A data quality analysis plan was developed to assess common data quality dimensions for demographic-, condition-, procedure- and department-related variables of MIRACUM’s research data repository.
A data quality analysis (DQA) tool was developed using R scripts packaged in a Docker image with all the necessary dependencies and R libraries for easy distribution. It integrates with the i2b2 data repository at each MIRACUM site, executes an analysis on the data and generates a DQ report.

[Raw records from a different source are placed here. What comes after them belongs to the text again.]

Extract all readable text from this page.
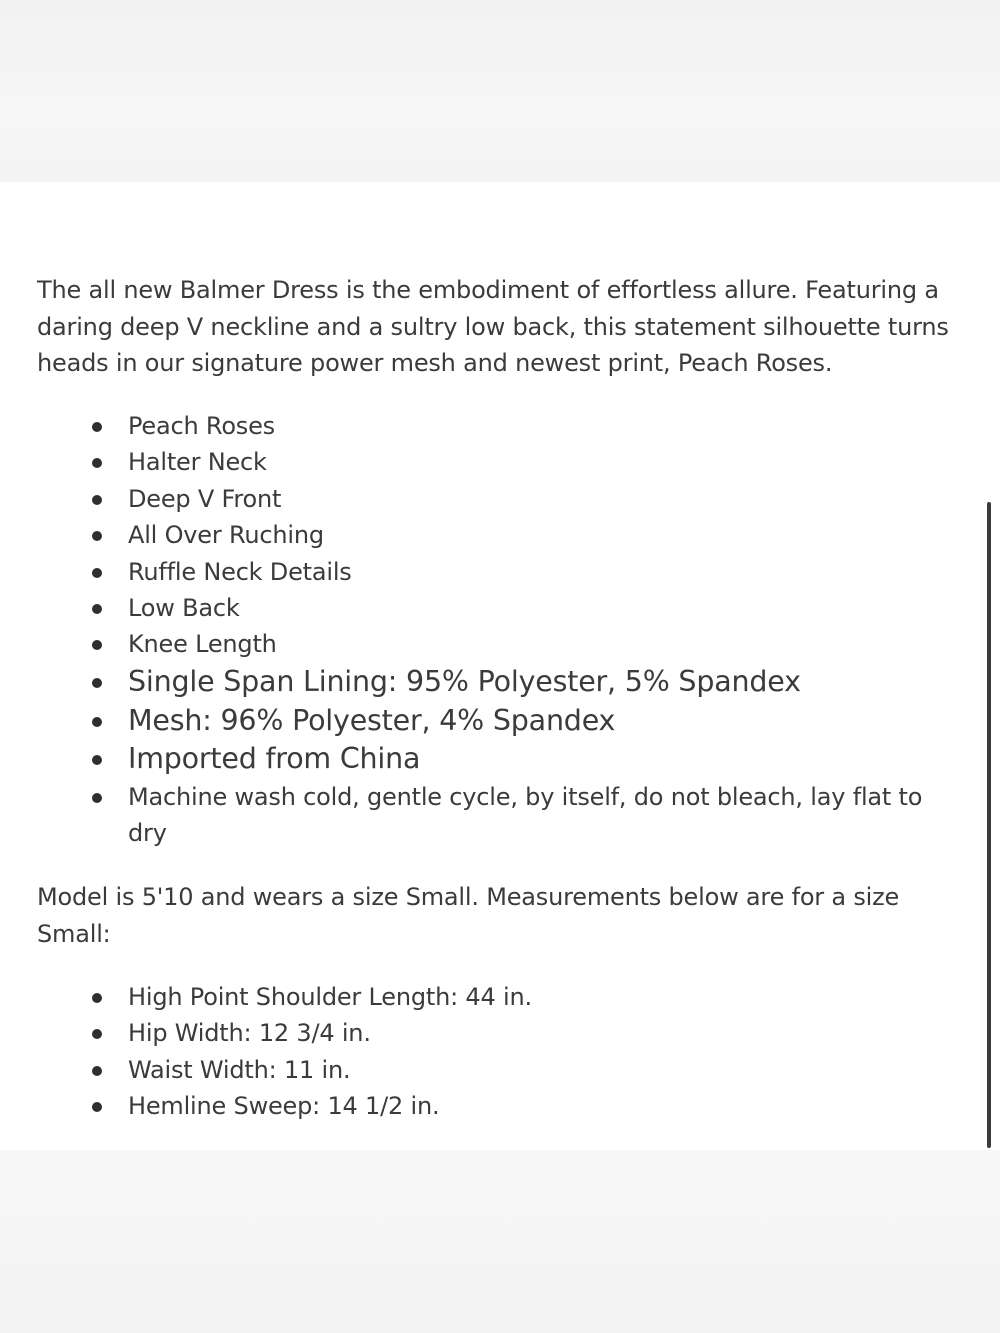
The all new Balmer Dress is the embodiment of effortless allure. Featuring a daring deep V neckline and a sultry low back, this statement silhouette turns heads in our signature power mesh and newest print, Peach Roses.

Peach Roses
Halter Neck
Deep V Front
All Over Ruching
Ruffle Neck Details
Low Back
Knee Length
Single Span Lining: 95% Polyester, 5% Spandex
Mesh: 96% Polyester, 4% Spandex
Imported from China
Machine wash cold, gentle cycle, by itself, do not bleach, lay flat to dry

Model is 5'10 and wears a size Small. Measurements below are for a size Small:

High Point Shoulder Length: 44 in.
Hip Width: 12 3/4 in.
Waist Width: 11 in.
Hemline Sweep: 14 1/2 in.
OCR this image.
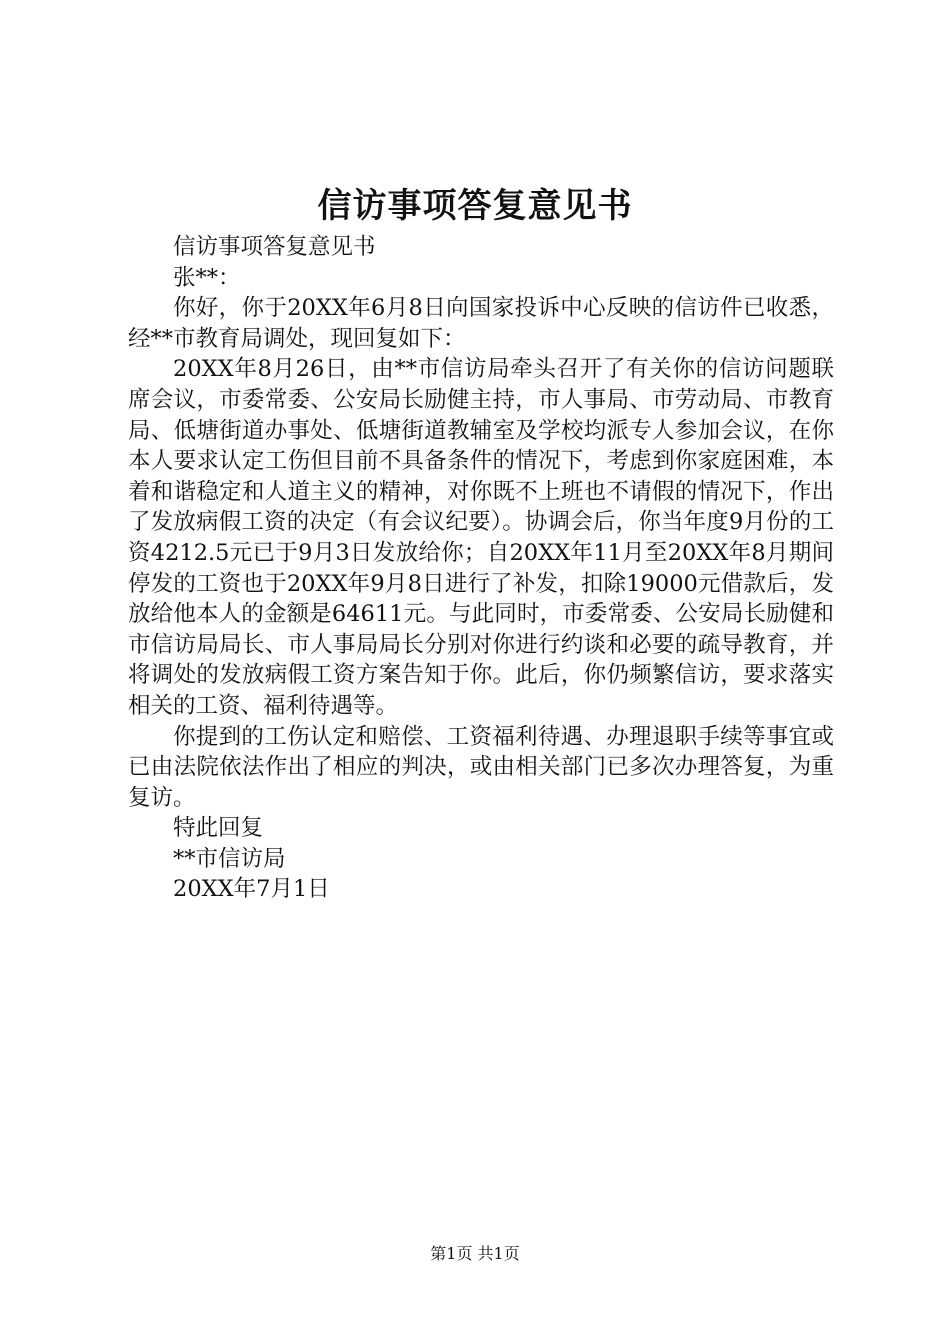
信访事项答复意见书

信访事项答复意见书

张**：

你好，你于20XX年6月8日向国家投诉中心反映的信访件已收悉，经**市教育局调处，现回复如下：

20XX年8月26日，由**市信访局牵头召开了有关你的信访问题联席会议，市委常委、公安局长励健主持，市人事局、市劳动局、市教育局、低塘街道办事处、低塘街道教辅室及学校均派专人参加会议，在你本人要求认定工伤但目前不具备条件的情况下，考虑到你家庭困难，本着和谐稳定和人道主义的精神，对你既不上班也不请假的情况下，作出了发放病假工资的决定（有会议纪要）。协调会后，你当年度9月份的工资4212.5元已于9月3日发放给你；自20XX年11月至20XX年8月期间停发的工资也于20XX年9月8日进行了补发，扣除19000元借款后，发放给他本人的金额是64611元。与此同时，市委常委、公安局长励健和市信访局局长、市人事局局长分别对你进行约谈和必要的疏导教育，并将调处的发放病假工资方案告知于你。此后，你仍频繁信访，要求落实相关的工资、福利待遇等。

你提到的工伤认定和赔偿、工资福利待遇、办理退职手续等事宜或已由法院依法作出了相应的判决，或由相关部门已多次办理答复，为重复访。

特此回复

**市信访局

20XX年7月1日

第1页 共1页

Our DQA tool brings the analysis to the data and thus meets the MIRACUM data protection requirements. It evaluates established DQ dimensions of data repositories in a standardized and easily distributable way. This analysis allowed us to reveal and revise inconsistencies in earlier versions of the ETL jobs. The framework is portable, easy to deploy across different sites and even further adaptable to other database schemes.
The presented framework provides the first step towards a unified, standardized and harmonized EHR DQ assessment in MIRACUM. DQ issues can now be systematically identified by individual hospitals to subsequently implement site- or consortium-wide feedback loops to increase data quality.